# Moving over Jan - an advice greatly received



## Danielle81 (Oct 18, 2009)

Hi all,

I will be moving over with my partner who is starting a job with the MOD so will be based on RAF Akrotiri, in between Larnaca and Paphos.

My biggest concerns are meeting people my age. I am 28. although i think there is a lot going on the base i think there may be a lack of people my age. 

I won't be working to start with due to MOD restrictions so will have time on my hands to explore and hopefully meet poople.

I'm also looking to study do they cater for this in any way for expats? 

So basically are there any groups that i can meet, i'm looking for a netball team as well. Good places to go and explore i may not have a car so are buses any good.

Just general info would be good as i have never been to cyprus so am doing it a little blindly.
Many thanks all.

Danielle x


----------



## Veronica (Apr 5, 2008)

Danielle81 said:


> Hi all,
> 
> I will be moving over with my partner who is starting a job with the MOD so will be based on RAF Akrotiri, in between Larnaca and Paphos.
> 
> ...


RAF Akrotiri is near Limassol (on the Paphos side).
If you actually going to be living on the base you should find plenty to do and plenty of people of your own age. Most military bases have sports facilities, I never had any trouble finding sports teams to join when I lived on MOD bases in various parts of the world.
Also you will find if you are on the base that they will run buses to and from Limassol as many people who work on the base will live in Limassol.

Veronica


----------



## Danielle81 (Oct 18, 2009)

Oops meant Limassol silly me.
Thank you x


----------



## BabsM (May 24, 2008)

Hi Danielle, welcome to the forum.

I believe that there is a netball team at Episcopi or Akrotiri... I'm sure I've seen reports on their activities in the Forces newspaper The Cyprus Lion. There are also details if classes on the bases for all kinds of things in the paper. 

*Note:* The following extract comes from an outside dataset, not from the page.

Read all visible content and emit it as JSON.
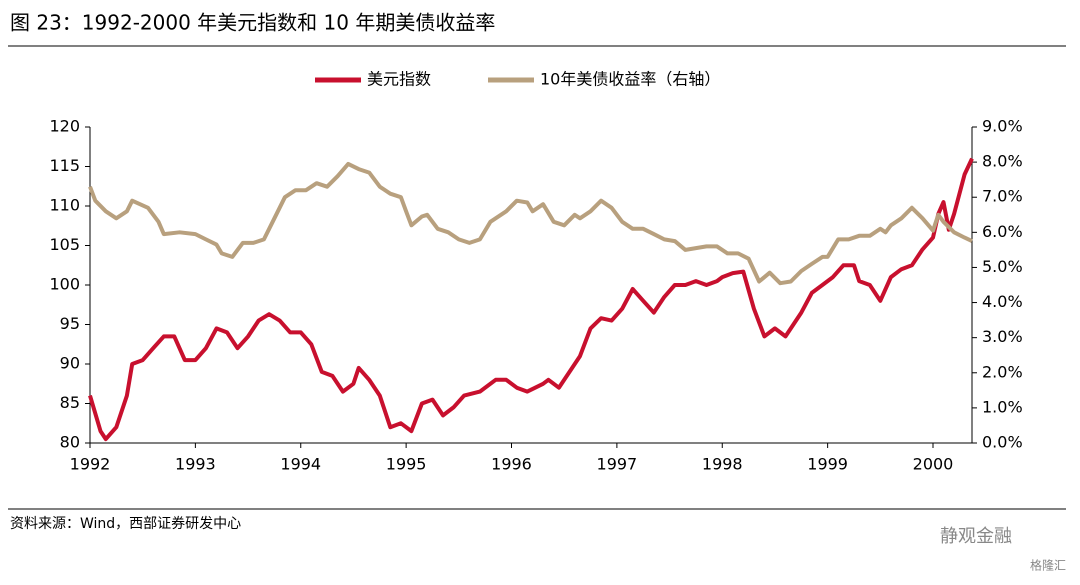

Hopefully someone from Akrotiri or Episcopi or even Dhekelia will be in touch with info about activities and meeting people.
All the best
Babs


----------



## Higgi (Mar 18, 2009)

Hi,
We live in Limassol around 10 minutes from the Akrotiri base and have just started Greek lessons in town. The government now pay 80% of your fees to learn the language if you are working or if you find a job within the first term of learning. So, if you fancy learning Greek you might have some government help too!. I listen to the BFBS radio station all day every day and the activities that they advertise on there are endless so I am sure that you wont be bored...
Higgi


----------



## Danielle81 (Oct 18, 2009)

Higgi said:


> Hi,
> We live in Limassol around 10 minutes from the Akrotiri base and have just started Greek lessons in town. The government now pay 80% of your fees to learn the language if you are working or if you find a job within the first term of learning. So, if you fancy learning Greek you might have some government help too!. I listen to the BFBS radio station all day every day and the activities that they advertise on there are endless so I am sure that you wont be bored...
> Higgi


Thank you that sounds great!! What a good idea. Getting much more used tot he idea now.

Thanks again x


----------



## Chicco (Nov 13, 2009)

Danielle,

Dont worry, my wife will be lost too when she arrives.

She is 24.


----------